Jeppe Ugelvig on Reina Sugihara


Reina Sugihara’s solemn paintings emerge from a structured process of experimentation, guided by an instinct to trace the haptic memory of forms. For the works in her recent exhibition “Frame,” she used two sources: a book of anatomical drawings of human bones and an egg-shaped stone. Employing oils of the highest viscosity, Sugihara starts her daily painting sessions by painting on top of the previous day’s efforts, imagining that the wood panel ground is “blank”; as a result, the finished works are closer to diary entries. They oscillate from dreamlike to nightmarish, always with a distinctive, milky sheen that seems to refuse to dry. Apparently, the orientation of the painting—which side constitutes the top or the bottom—is decided only upon hanging.

In Memory of Rib (all works 2022), Sugihara’s process speaks with clarity and exactitude: Spiraling cuts and lines (some faded, some fresh) dissect fields of pale silky pinks and yellows, orbiting around a darker yonic core and evoking not the figure of a body but rather a hazy memory of its sensations. This and the other moody compositions on display raised the question, When is a painting finished? In Blue suggested a potential answer: What was once an eye or perhaps a fleshy wound is almost entirely swallowed up by a sinister bluish glossy darkness, a motif lost to the dense materials that had been applied and reapplied for days, weeks, maybe months. The artist appears unafraid of her motifs succumbing to overpainting; indeed, she seems to argue that those excessive final layers are not superfluous, but ripe with meanings of their own.

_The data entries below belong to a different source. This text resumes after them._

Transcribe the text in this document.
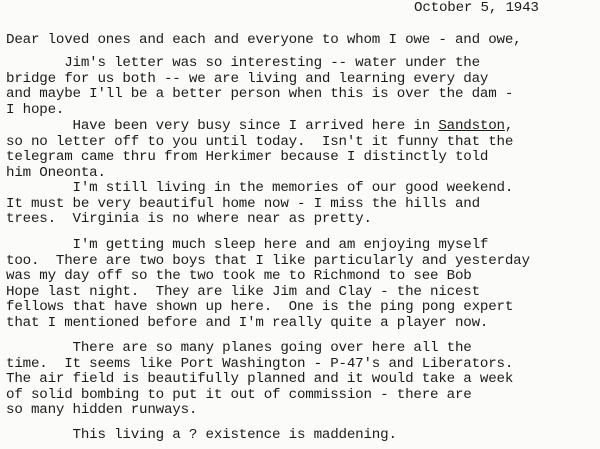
October 5, 1943
Dear loved ones and each and everyone to whom I owe - and owe,
Jim's letter was so interesting -- water under the
bridge for us both -- we are living and learning every day
and maybe I'll be a better person when this is over the dam -
I hope.
Have been very busy since I arrived here in Sandston,
so no letter off to you until today.  Isn't it funny that the
telegram came thru from Herkimer because I distinctly told
him Oneonta.
I'm still living in the memories of our good weekend.
It must be very beautiful home now - I miss the hills and
trees.  Virginia is no where near as pretty.
I'm getting much sleep here and am enjoying myself
too.  There are two boys that I like particularly and yesterday
was my day off so the two took me to Richmond to see Bob
Hope last night.  They are like Jim and Clay - the nicest
fellows that have shown up here.  One is the ping pong expert
that I mentioned before and I'm really quite a player now.
There are so many planes going over here all the
time.  It seems like Port Washington - P-47's and Liberators.
The air field is beautifully planned and it would take a week
of solid bombing to put it out of commission - there are
so many hidden runways.
This living a ? existence is maddening.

Sugihara’s propensity to work by way of chance, erasure, and layering evokes Samuel Beckett, the writer who famously birthed his short 1965 fiction Imagination Dead Imagine from a manuscript in which almost every paragraph had been crossed out in black marker. Beckett considered his work the “exercise-book that opens like a door and lets me far down into the now friendly dark”; Sugihara, too, uses painting to plunge into the depths of her preoccupations, sometimes to a fault. In a spherical object in blue, for example, where a circle is imprinted on an otherwise empty (if uneven) plane of dark indigo, one caught oneself adrift in the artist’s eccentric methodology, wondering what parts of the painting might be hiding farther below. 

Like Beckett’s short text, Sugihara’s motifs show a preoccupation with shapes and their disintegration—her work is full of anatomical circles and rills, cracked vaults, ruptures between insides and outsides. Carried contained a whitish thing anamorphically erecting itself in front of a low-hanging, yolk-like sun; in Untitled, a final layer of moss-green paint produced an accidental and fractured illusion of a sprawling, haunted forest inside a rib cage. Sugihara isn’t afraid of linguistic signification, but she insists on distorting it. We, the viewers, are left with the sensations of these effects, reflecting mentally on the way they hit us in the gut.

On the exhibition’s floor along the wall was an untitled sculpture: an egg-shaped stone, perhaps citrine, sitting on a metallic holder that was in turn nested into a moon-shaped wooden plank. This might have been the circular form cryptically referenced in a spherical object in blue. Otherwise, connections between this work and the others remained tenuous, or personal and intuitive. Yet Sugihara’s egg is no mere attempt at conceptual mystification; it is, instead, a gesture of transparency—a showcase of the exercise book, if you will, that sparks her particular blend of morphological poetry.